The learning curve is basically perfect, letting you get used to the mechanics with some easier tunes before ramping up the difficulty and really putting your fingers to the test. It’s not just that the songs get faster, though some certainly take that approach in order to increase the challenge. Songs that are so slow you’d think they’d be a breeze have cunning arrangements, throwing intricate button combos at you that will stop your brain dead in its tracks. Again, Persona 4 fans will have an edge as they already know most of the songs by heart (anyone who finished that game heard them an average of 1.32 million times), though remixes keep the challenge fresh.
The one area where Dancing All Night falters is with its story, which is at times monstrously tedious. The plot itself is pretty good, and the sections of voiced dialog are enjoyable to watch, even if they use static pieces of art and chat bubbles. But there is a bunch of text to read in between those scenes, and the writers never say in one sentence what they can say in five. Key plot points are repeated a lot (yes, yes, we know how tough a lady Ms. Ochimizu is, thank you), which is great if you’ve put the game away for a while and need a refresher on what’s happening, but is stultifying if you’re playing straight through and paying an iota of attention. Fortunately, you can speed through the dialog whenever you feel like it’s going in circles.
If you’d rather not be bothered with the story at all, Free Dance mode lets you just get right to the good stuff straight away. You can play through a bunch of songs without having to unlock them first in Story Mode, adjusting difficulty to practice or really test your mettle. It’s worth playing the story, for sure, but you could just stick to Free Dance and be pretty damn happy with your experience. Cash you earn from completing songs can be used to buy new outfits for characters or powerups to help you get super high scores, with DLC adding new songs and new stuff to buy.
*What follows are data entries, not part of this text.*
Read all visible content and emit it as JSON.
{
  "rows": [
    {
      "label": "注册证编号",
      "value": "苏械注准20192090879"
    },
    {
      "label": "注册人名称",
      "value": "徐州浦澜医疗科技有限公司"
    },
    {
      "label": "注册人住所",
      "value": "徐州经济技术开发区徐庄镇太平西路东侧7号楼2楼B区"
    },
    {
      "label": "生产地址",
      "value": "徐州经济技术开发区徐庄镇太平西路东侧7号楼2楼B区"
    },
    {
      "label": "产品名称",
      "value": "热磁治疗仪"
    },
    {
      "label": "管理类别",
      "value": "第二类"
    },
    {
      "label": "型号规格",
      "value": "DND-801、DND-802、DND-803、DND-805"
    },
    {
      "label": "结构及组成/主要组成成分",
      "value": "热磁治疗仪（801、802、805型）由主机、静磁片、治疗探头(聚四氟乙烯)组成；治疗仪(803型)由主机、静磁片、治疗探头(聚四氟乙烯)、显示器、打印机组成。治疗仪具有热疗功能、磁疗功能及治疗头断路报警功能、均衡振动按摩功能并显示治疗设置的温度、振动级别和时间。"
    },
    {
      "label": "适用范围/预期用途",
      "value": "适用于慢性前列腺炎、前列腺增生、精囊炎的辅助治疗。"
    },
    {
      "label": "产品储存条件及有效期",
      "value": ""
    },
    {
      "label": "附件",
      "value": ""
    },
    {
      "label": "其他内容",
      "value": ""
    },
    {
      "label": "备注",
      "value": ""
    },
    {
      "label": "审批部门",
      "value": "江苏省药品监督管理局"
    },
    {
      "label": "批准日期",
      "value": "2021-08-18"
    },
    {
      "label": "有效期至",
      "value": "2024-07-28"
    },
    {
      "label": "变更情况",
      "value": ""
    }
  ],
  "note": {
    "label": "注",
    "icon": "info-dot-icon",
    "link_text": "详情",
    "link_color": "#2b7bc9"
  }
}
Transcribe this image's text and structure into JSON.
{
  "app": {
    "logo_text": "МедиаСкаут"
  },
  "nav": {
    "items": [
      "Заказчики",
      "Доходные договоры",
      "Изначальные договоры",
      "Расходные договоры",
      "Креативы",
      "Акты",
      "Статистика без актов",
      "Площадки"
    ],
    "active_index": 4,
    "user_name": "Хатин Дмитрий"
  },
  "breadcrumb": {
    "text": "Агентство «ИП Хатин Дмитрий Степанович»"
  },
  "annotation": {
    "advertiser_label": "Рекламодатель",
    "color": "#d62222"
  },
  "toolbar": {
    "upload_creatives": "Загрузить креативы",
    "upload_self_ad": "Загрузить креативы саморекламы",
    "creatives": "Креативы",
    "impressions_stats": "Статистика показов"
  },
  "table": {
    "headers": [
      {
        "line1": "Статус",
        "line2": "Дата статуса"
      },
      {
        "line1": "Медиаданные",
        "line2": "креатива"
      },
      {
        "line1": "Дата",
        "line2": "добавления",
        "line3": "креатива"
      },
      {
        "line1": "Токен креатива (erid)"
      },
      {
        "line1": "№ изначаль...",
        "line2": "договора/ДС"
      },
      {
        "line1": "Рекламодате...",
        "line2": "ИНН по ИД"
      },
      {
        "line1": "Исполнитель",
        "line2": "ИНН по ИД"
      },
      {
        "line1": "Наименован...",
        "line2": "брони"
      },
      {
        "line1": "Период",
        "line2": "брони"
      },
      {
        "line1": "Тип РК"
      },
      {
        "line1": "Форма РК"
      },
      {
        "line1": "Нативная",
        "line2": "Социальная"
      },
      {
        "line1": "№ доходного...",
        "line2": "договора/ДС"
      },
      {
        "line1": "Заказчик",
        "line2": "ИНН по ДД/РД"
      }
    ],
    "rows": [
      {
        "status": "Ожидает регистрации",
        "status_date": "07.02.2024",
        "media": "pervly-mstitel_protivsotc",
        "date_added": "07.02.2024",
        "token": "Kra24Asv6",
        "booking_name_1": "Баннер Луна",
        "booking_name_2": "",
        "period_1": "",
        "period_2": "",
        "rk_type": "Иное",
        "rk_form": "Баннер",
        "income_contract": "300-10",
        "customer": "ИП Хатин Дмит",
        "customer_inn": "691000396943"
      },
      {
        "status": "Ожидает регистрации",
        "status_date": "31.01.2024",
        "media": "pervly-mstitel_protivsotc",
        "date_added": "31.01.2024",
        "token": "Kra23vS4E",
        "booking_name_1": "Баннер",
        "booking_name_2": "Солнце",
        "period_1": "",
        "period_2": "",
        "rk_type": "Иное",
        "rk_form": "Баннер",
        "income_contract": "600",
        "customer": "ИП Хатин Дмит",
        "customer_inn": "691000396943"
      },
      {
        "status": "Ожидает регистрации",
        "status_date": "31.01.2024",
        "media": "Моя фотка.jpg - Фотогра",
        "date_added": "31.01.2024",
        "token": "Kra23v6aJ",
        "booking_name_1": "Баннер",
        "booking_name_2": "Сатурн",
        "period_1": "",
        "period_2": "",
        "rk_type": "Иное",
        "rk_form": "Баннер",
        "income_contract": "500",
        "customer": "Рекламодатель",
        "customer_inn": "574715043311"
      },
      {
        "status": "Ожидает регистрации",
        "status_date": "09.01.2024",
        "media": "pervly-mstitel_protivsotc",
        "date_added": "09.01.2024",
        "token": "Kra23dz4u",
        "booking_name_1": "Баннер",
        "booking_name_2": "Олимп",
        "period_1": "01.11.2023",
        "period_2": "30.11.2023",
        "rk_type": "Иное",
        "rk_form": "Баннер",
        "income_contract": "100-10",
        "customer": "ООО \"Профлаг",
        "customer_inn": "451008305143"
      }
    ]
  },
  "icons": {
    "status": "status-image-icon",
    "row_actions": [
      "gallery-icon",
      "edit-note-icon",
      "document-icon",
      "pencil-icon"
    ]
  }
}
Persona 4: Dancing All Night will not fill the hole in your heart left by the absence of Persona 5, but it’s an outstanding game in its own right. It treats its source material with respect and love, successfully tapping into the joy you feel when you’re hanging out with your best friends and grooving to the music. It’s colorful and happy, and a really damn fine rhythm challenge, too. Get ready…to dance!